Saturday, March 08, 2008

Courageous... or masochistic

It's easy to just get up to your neck in the muck of the normal. People can easily spend some forty years at a job, being perfectly content with their place in the organization. Or people could find themselves living in one place for their entire lives, and not bat an eyelid about it. Or live their lives exactly the same way from year to year, go to the same places every weekend, take the same routes and bus lines, meet the same group of people everytime.

It is quite human to do things like this. It's easy, it's the way of least resistance, and best of all, most people do it, so nobody feels bad.

If however you're a bit more restless, you'd need a fairly constant influx of new influences at regular intervals. And if those are not forthcoming, you would have to get them yourself. That requires you to start something new, be it learning a new skill, read a new kind of book, go to a place you've never been before.

You in some way or fashion move away from your comfort zone, maybe into a place where you indeed shouldn't be. It takes some courage to take the first step, and some more courage to persist in what you want to achieve, no matter how big or small. You would have to show a little more bravery if you start new things alone, without the support and guidance of friends, people in the know.
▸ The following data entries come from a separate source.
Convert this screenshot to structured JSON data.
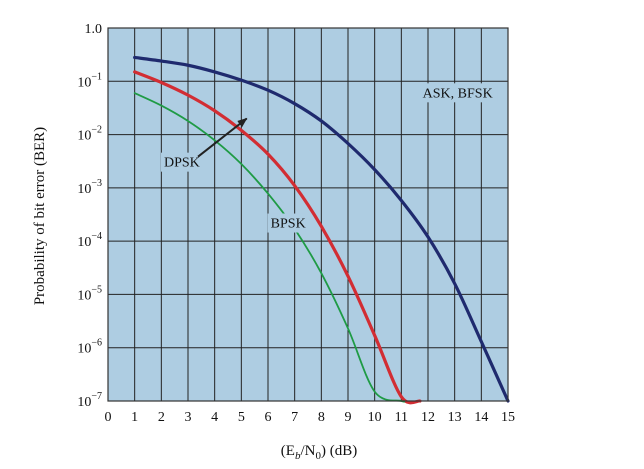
{
  "chart_data": {
    "type": "line",
    "xlabel_parts": [
      "(E",
      "b",
      "/N",
      "0",
      ") (dB)"
    ],
    "ylabel": "Probability of bit error (BER)",
    "xlim": [
      0,
      15
    ],
    "ylim": [
      1e-07,
      1.0
    ],
    "y_scale": "log",
    "grid": true,
    "plot_background": "#aecde2",
    "x_ticks": [
      "0",
      "1",
      "2",
      "3",
      "4",
      "5",
      "6",
      "7",
      "8",
      "9",
      "10",
      "11",
      "12",
      "13",
      "14",
      "15"
    ],
    "y_ticks": [
      {
        "value": 1.0,
        "mantissa": "1.0",
        "exp": ""
      },
      {
        "value": 0.1,
        "mantissa": "10",
        "exp": "−1"
      },
      {
        "value": 0.01,
        "mantissa": "10",
        "exp": "−2"
      },
      {
        "value": 0.001,
        "mantissa": "10",
        "exp": "−3"
      },
      {
        "value": 0.0001,
        "mantissa": "10",
        "exp": "−4"
      },
      {
        "value": 1e-05,
        "mantissa": "10",
        "exp": "−5"
      },
      {
        "value": 1e-06,
        "mantissa": "10",
        "exp": "−6"
      },
      {
        "value": 1e-07,
        "mantissa": "10",
        "exp": "−7"
      }
    ],
    "series": [
      {
        "name": "ASK, BFSK",
        "color": "#1f2a6e",
        "x": [
          1,
          2,
          3,
          4,
          5,
          6,
          7,
          8,
          9,
          10,
          11,
          12,
          13,
          14,
          15
        ],
        "y": [
          0.28,
          0.24,
          0.2,
          0.15,
          0.105,
          0.068,
          0.038,
          0.018,
          0.0068,
          0.0022,
          0.00058,
          0.00012,
          1.6e-05,
          1.3e-06,
          1e-07
        ]
      },
      {
        "name": "DPSK",
        "color": "#d22d33",
        "x": [
          1,
          2,
          3,
          4,
          5,
          6,
          7,
          8,
          9,
          10,
          11,
          11.7
        ],
        "y": [
          0.15,
          0.095,
          0.055,
          0.028,
          0.012,
          0.0043,
          0.0011,
          0.00019,
          2.2e-05,
          1.7e-06,
          1.2e-07,
          1e-07
        ]
      },
      {
        "name": "BPSK",
        "color": "#1f9b45",
        "x": [
          1,
          2,
          3,
          4,
          5,
          6,
          7,
          8,
          9,
          10,
          11,
          11.1
        ],
        "y": [
          0.06,
          0.035,
          0.018,
          0.0078,
          0.0028,
          0.00078,
          0.00017,
          2.5e-05,
          2.3e-06,
          1.5e-07,
          1e-07,
          1e-07
        ]
      }
    ],
    "annotations": [
      {
        "text": "ASK, BFSK",
        "x": 11.8,
        "y": 0.05
      },
      {
        "text": "DPSK",
        "x": 2.1,
        "y": 0.0025,
        "arrow_to": {
          "x": 5.2,
          "y": 0.02
        }
      },
      {
        "text": "BPSK",
        "x": 6.1,
        "y": 0.00018
      }
    ]
  }
}
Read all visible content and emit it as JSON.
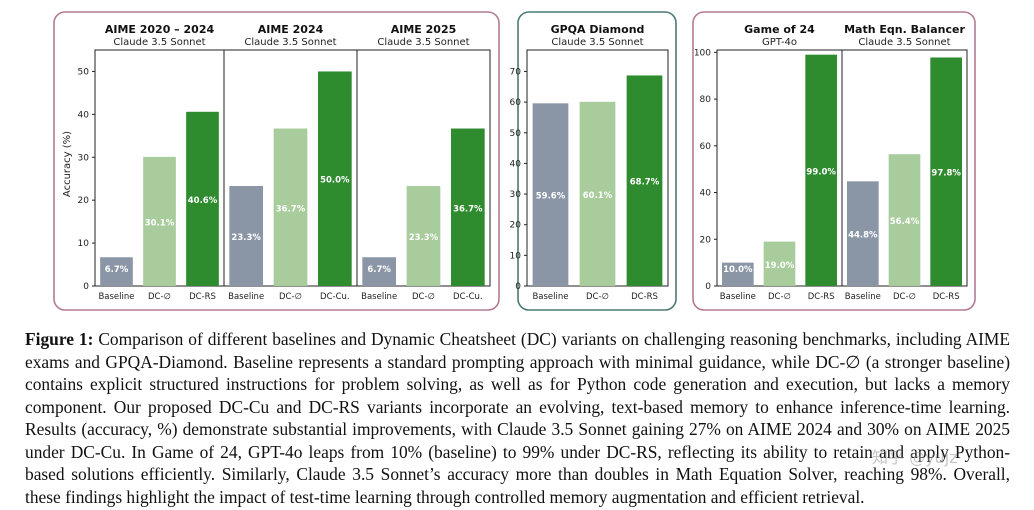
{
  "colors": {
    "baseline": "#8a96a6",
    "dc_empty": "#a8cc9c",
    "dc_best": "#2e8b2e",
    "group_border_pink": "#b57a93",
    "group_border_teal": "#4a7a74"
  },
  "ylabel": "Accuracy (%)",
  "chart_data": [
    {
      "type": "bar",
      "title": "AIME 2020 – 2024",
      "subtitle": "Claude 3.5 Sonnet",
      "categories": [
        "Baseline",
        "DC-∅",
        "DC-RS"
      ],
      "values": [
        6.7,
        30.1,
        40.6
      ],
      "labels": [
        "6.7%",
        "30.1%",
        "40.6%"
      ],
      "ylim": [
        0,
        55
      ],
      "yticks": [
        0,
        10,
        20,
        30,
        40,
        50
      ]
    },
    {
      "type": "bar",
      "title": "AIME 2024",
      "subtitle": "Claude 3.5 Sonnet",
      "categories": [
        "Baseline",
        "DC-∅",
        "DC-Cu."
      ],
      "values": [
        23.3,
        36.7,
        50.0
      ],
      "labels": [
        "23.3%",
        "36.7%",
        "50.0%"
      ],
      "ylim": [
        0,
        55
      ],
      "yticks": [
        0,
        10,
        20,
        30,
        40,
        50
      ]
    },
    {
      "type": "bar",
      "title": "AIME 2025",
      "subtitle": "Claude 3.5 Sonnet",
      "categories": [
        "Baseline",
        "DC-∅",
        "DC-Cu."
      ],
      "values": [
        6.7,
        23.3,
        36.7
      ],
      "labels": [
        "6.7%",
        "23.3%",
        "36.7%"
      ],
      "ylim": [
        0,
        55
      ],
      "yticks": [
        0,
        10,
        20,
        30,
        40,
        50
      ]
    },
    {
      "type": "bar",
      "title": "GPQA Diamond",
      "subtitle": "Claude 3.5 Sonnet",
      "categories": [
        "Baseline",
        "DC-∅",
        "DC-RS"
      ],
      "values": [
        59.6,
        60.1,
        68.7
      ],
      "labels": [
        "59.6%",
        "60.1%",
        "68.7%"
      ],
      "ylim": [
        0,
        77
      ],
      "yticks": [
        0,
        10,
        20,
        30,
        40,
        50,
        60,
        70
      ]
    },
    {
      "type": "bar",
      "title": "Game of 24",
      "subtitle": "GPT-4o",
      "categories": [
        "Baseline",
        "DC-∅",
        "DC-RS"
      ],
      "values": [
        10.0,
        19.0,
        99.0
      ],
      "labels": [
        "10.0%",
        "19.0%",
        "99.0%"
      ],
      "ylim": [
        0,
        101
      ],
      "yticks": [
        0,
        20,
        40,
        60,
        80,
        100
      ]
    },
    {
      "type": "bar",
      "title": "Math Eqn. Balancer",
      "subtitle": "Claude 3.5 Sonnet",
      "categories": [
        "Baseline",
        "DC-∅",
        "DC-RS"
      ],
      "values": [
        44.8,
        56.4,
        97.8
      ],
      "labels": [
        "44.8%",
        "56.4%",
        "97.8%"
      ],
      "ylim": [
        0,
        101
      ],
      "yticks": [
        0,
        20,
        40,
        60,
        80,
        100
      ]
    }
  ],
  "caption": {
    "lead": "Figure 1:",
    "text": " Comparison of different baselines and Dynamic Cheatsheet (DC) variants on challenging reasoning benchmarks, including AIME exams and GPQA-Diamond. Baseline represents a standard prompting approach with minimal guidance, while DC-∅ (a stronger baseline) contains explicit structured instructions for problem solving, as well as for Python code generation and execution, but lacks a memory component. Our proposed DC-Cu and DC-RS variants incorporate an evolving, text-based memory to enhance inference-time learning. Results (accuracy, %) demonstrate substantial improvements, with Claude 3.5 Sonnet gaining 27% on AIME 2024 and 30% on AIME 2025 under DC-Cu. In Game of 24, GPT-4o leaps from 10% (baseline) to 99% under DC-RS, reflecting its ability to retain and apply Python-based solutions efficiently. Similarly, Claude 3.5 Sonnet’s accuracy more than doubles in Math Equation Solver, reaching 98%. Overall, these findings highlight the impact of test-time learning through controlled memory augmentation and efficient retrieval."
  },
  "watermark": "知乎 @yujz"
}
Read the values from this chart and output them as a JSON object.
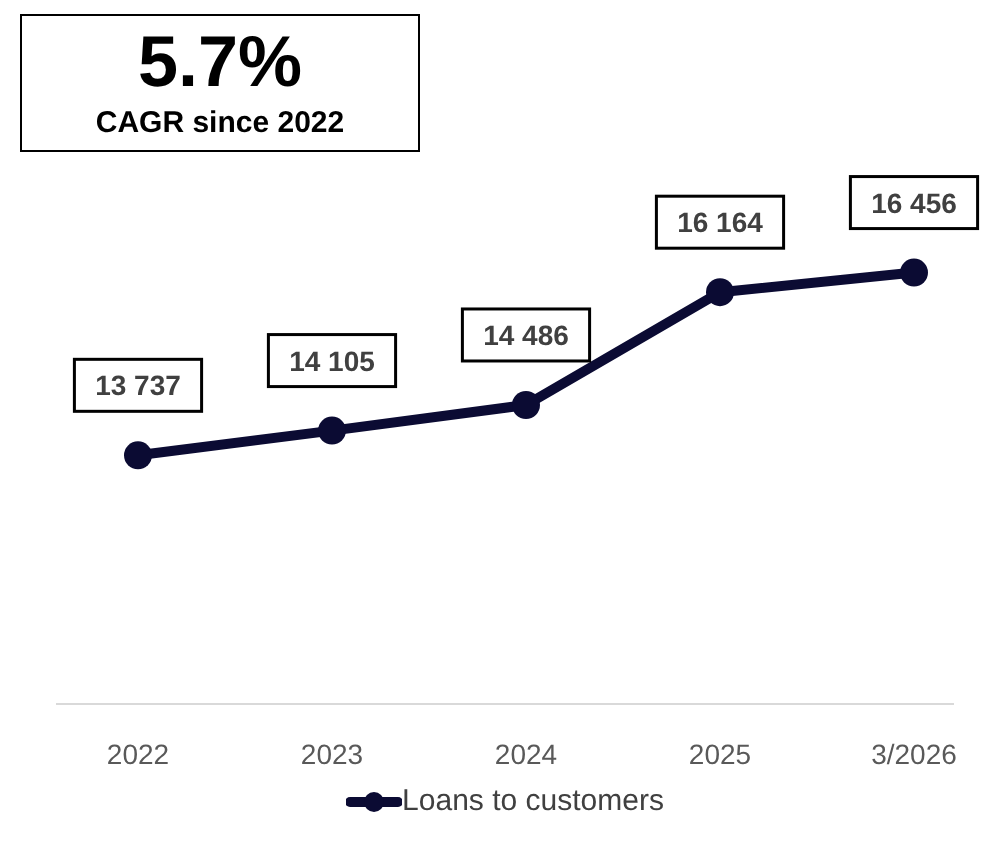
{
  "chart_data": {
    "type": "line",
    "annotations": [
      "5.7%",
      "CAGR since 2022"
    ],
    "categories": [
      "2022",
      "2023",
      "2024",
      "2025",
      "3/2026"
    ],
    "series": [
      {
        "name": "Loans to customers",
        "color": "#0b0b33",
        "values": [
          13737,
          14105,
          14486,
          16164,
          16456
        ],
        "value_labels": [
          "13 737",
          "14 105",
          "14 486",
          "16 164",
          "16 456"
        ]
      }
    ],
    "tick_labels": "x",
    "marker": "circle",
    "line_style": "solid",
    "grid": false,
    "legend": "bottom"
  }
}
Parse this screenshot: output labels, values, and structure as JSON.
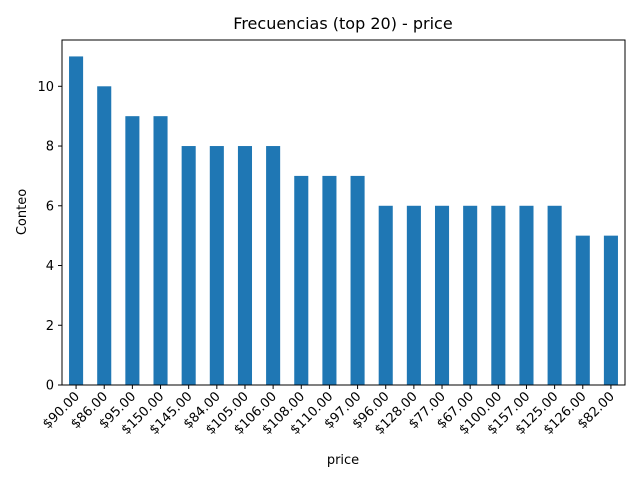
{
  "chart_data": {
    "type": "bar",
    "title": "Frecuencias (top 20) - price",
    "xlabel": "price",
    "ylabel": "Conteo",
    "categories": [
      "$90.00",
      "$86.00",
      "$95.00",
      "$150.00",
      "$145.00",
      "$84.00",
      "$105.00",
      "$106.00",
      "$108.00",
      "$110.00",
      "$97.00",
      "$96.00",
      "$128.00",
      "$77.00",
      "$67.00",
      "$100.00",
      "$157.00",
      "$125.00",
      "$126.00",
      "$82.00"
    ],
    "values": [
      11,
      10,
      9,
      9,
      8,
      8,
      8,
      8,
      7,
      7,
      7,
      6,
      6,
      6,
      6,
      6,
      6,
      6,
      5,
      5
    ],
    "ylim": [
      0,
      11.55
    ],
    "yticks": [
      0,
      2,
      4,
      6,
      8,
      10
    ],
    "grid": false,
    "legend": "none",
    "bar_color": "#1f77b4"
  }
}
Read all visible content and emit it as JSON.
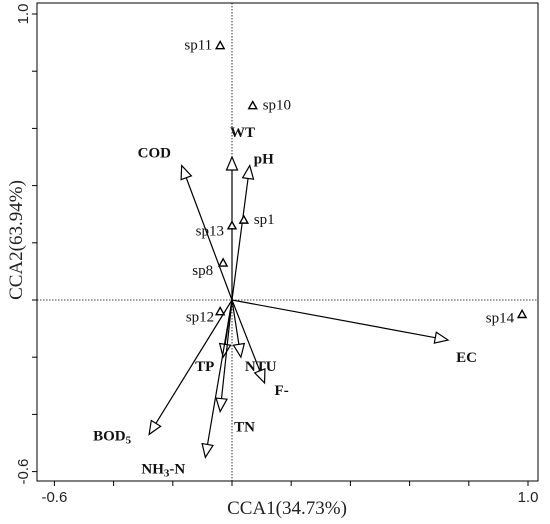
{
  "chart_data": {
    "type": "scatter",
    "subtype": "cca-biplot",
    "xlabel": "CCA1(34.73%)",
    "ylabel": "CCA2(63.94%)",
    "xlim": [
      -0.67,
      1.02
    ],
    "ylim": [
      -0.65,
      1.02
    ],
    "x_ticks": [
      {
        "value": -0.6,
        "label": "-0.6"
      },
      {
        "value": 1.0,
        "label": "1.0"
      }
    ],
    "y_ticks": [
      {
        "value": 1.0,
        "label": "1.0"
      },
      {
        "value": -0.6,
        "label": "-0.6"
      }
    ],
    "zero_lines": true,
    "environmental_factors": [
      {
        "name": "WT",
        "x": 0.0,
        "y": 0.5
      },
      {
        "name": "pH",
        "x": 0.06,
        "y": 0.47
      },
      {
        "name": "COD",
        "x": -0.17,
        "y": 0.47
      },
      {
        "name": "EC",
        "x": 0.73,
        "y": -0.14
      },
      {
        "name": "TP",
        "x": -0.03,
        "y": -0.2
      },
      {
        "name": "NTU",
        "x": 0.03,
        "y": -0.2
      },
      {
        "name": "F-",
        "x": 0.11,
        "y": -0.29
      },
      {
        "name": "TN",
        "x": -0.04,
        "y": -0.39
      },
      {
        "name": "BOD5",
        "x": -0.28,
        "y": -0.47
      },
      {
        "name": "NH3-N",
        "x": -0.09,
        "y": -0.55
      }
    ],
    "species": [
      {
        "name": "sp11",
        "x": -0.04,
        "y": 0.89
      },
      {
        "name": "sp10",
        "x": 0.07,
        "y": 0.68
      },
      {
        "name": "sp1",
        "x": 0.04,
        "y": 0.28
      },
      {
        "name": "sp13",
        "x": 0.0,
        "y": 0.26
      },
      {
        "name": "sp8",
        "x": -0.03,
        "y": 0.13
      },
      {
        "name": "sp12",
        "x": -0.04,
        "y": -0.04
      },
      {
        "name": "sp14",
        "x": 0.98,
        "y": -0.05
      }
    ]
  }
}
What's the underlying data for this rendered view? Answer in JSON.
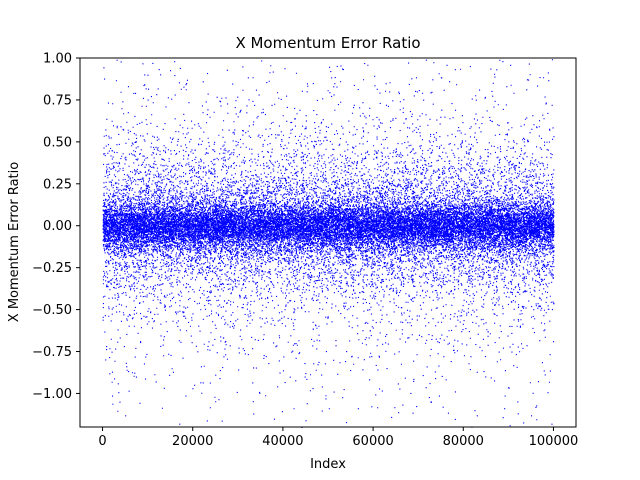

You'd need even more courage if the new thing is something most other people already know. You'd find yourself not just out of your comfort zone, but also at a disadvantage. It's like a sports team agreeing to never play home games. You could find yourself at a party, where everybody knows each other already, has history together... and then there's you with no knowledge of what is going on, and feeling and probably looking out-of-place.

In fact, courage may not even figure in here. It's more a matter of masochism. Are you willing to undergo solitude, frustration, just to experience something new?

I can't think of anything that's more human, and of a measure that's more defining of human character that that.